Comment 1 Chris Lalancette 2009-02-22 20:24:45 UTC
As of 5.3, 32-on-64 guests are not supported, due to issues such as these.  However, that being said, I'm pretty sure this is a known issue; on hosts with > 64GB of RAM, 32-on-64 guests will currently crash.  We have a patch pending for it; would you be able to test the patch in BZ 448511?  I usually would have it in the virttest kernels, but somehow I made a mistake and dropped it from virttest9.  You can either build a test kernel yourself with the patch from 448511 applied, or you can wait for the next iteration of the virttest kernel (virttest10 will come out later this week), which will have the fix in it.

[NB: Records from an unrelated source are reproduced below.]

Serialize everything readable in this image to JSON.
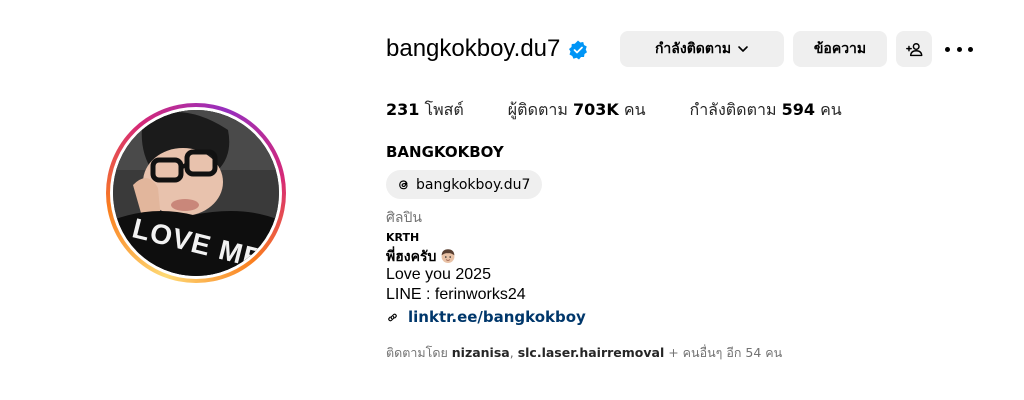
{
  "profile": {
    "username": "bangkokboy.du7",
    "verified": true,
    "full_name": "BANGKOKBOY",
    "threads_handle": "bangkokboy.du7",
    "category": "ศิลปิน",
    "avatar_shirt_text": "LOVE ME"
  },
  "buttons": {
    "following_label": "กำลังติดตาม",
    "message_label": "ข้อความ"
  },
  "stats": {
    "posts_count": "231",
    "posts_label": "โพสต์",
    "followers_label": "ผู้ติดตาม",
    "followers_count": "703K",
    "followers_unit": "คน",
    "following_label": "กำลังติดตาม",
    "following_count": "594",
    "following_unit": "คน"
  },
  "bio": {
    "tag": "KRTH",
    "line1": "พี่ฮงครับ",
    "line2": "Love you 2025",
    "line3": "LINE : ferinworks24",
    "link": "linktr.ee/bangkokboy"
  },
  "followed_by": {
    "prefix": "ติดตามโดย",
    "user1": "nizanisa",
    "separator": ",",
    "user2": "slc.laser.hairremoval",
    "suffix": "+ คนอื่นๆ อีก 54 คน"
  },
  "colors": {
    "verified_blue": "#0095f6",
    "link_blue": "#00376b",
    "button_bg": "#efefef",
    "muted_text": "#737373"
  },
  "icons": [
    "verified-badge-icon",
    "chevron-down-icon",
    "add-person-icon",
    "more-options-icon",
    "threads-icon",
    "link-icon"
  ]
}
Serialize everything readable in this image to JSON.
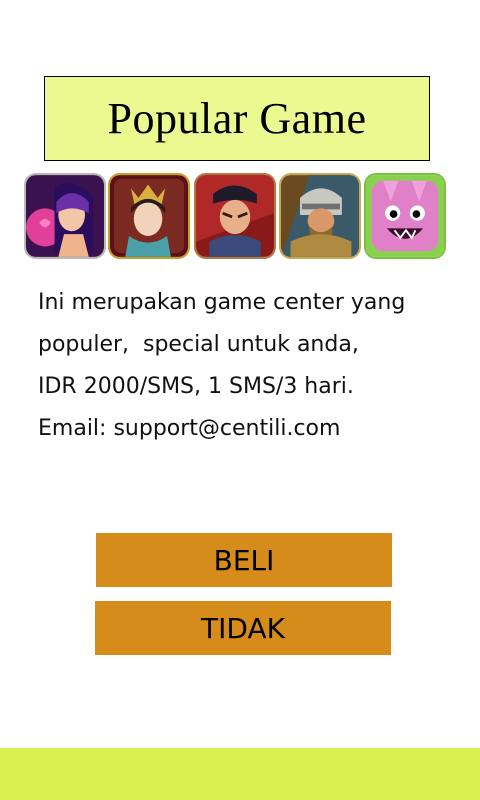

For now, I'm going to close this as a dup.

Chris Lalancette

*** This bug has been marked as a duplicate of bug 448115 ***

Comment 2 Stephen Gardner 2009-02-23 01:59:43 UTC
As requested I compiled virttest9 + the mach-xen/asm/page.h MASK_SHIFT patch (as referenced in 448511) and am pleased to report my 32-bit para-virt guest is now bootable on my 128GB DL580. This certainly was a dup and I appreciate the quick response.

I understand that this functionality is still a Tech Preview and as of yet unsupported.

Stephen

Comment 3 Chris Lalancette 2009-02-23 07:44:09 UTC
OK, great, the extra testing is wonderful, as always :).  The patch in 448511 is queued up for the next RHEL-5 release.

Thanks,
Chris Lalancette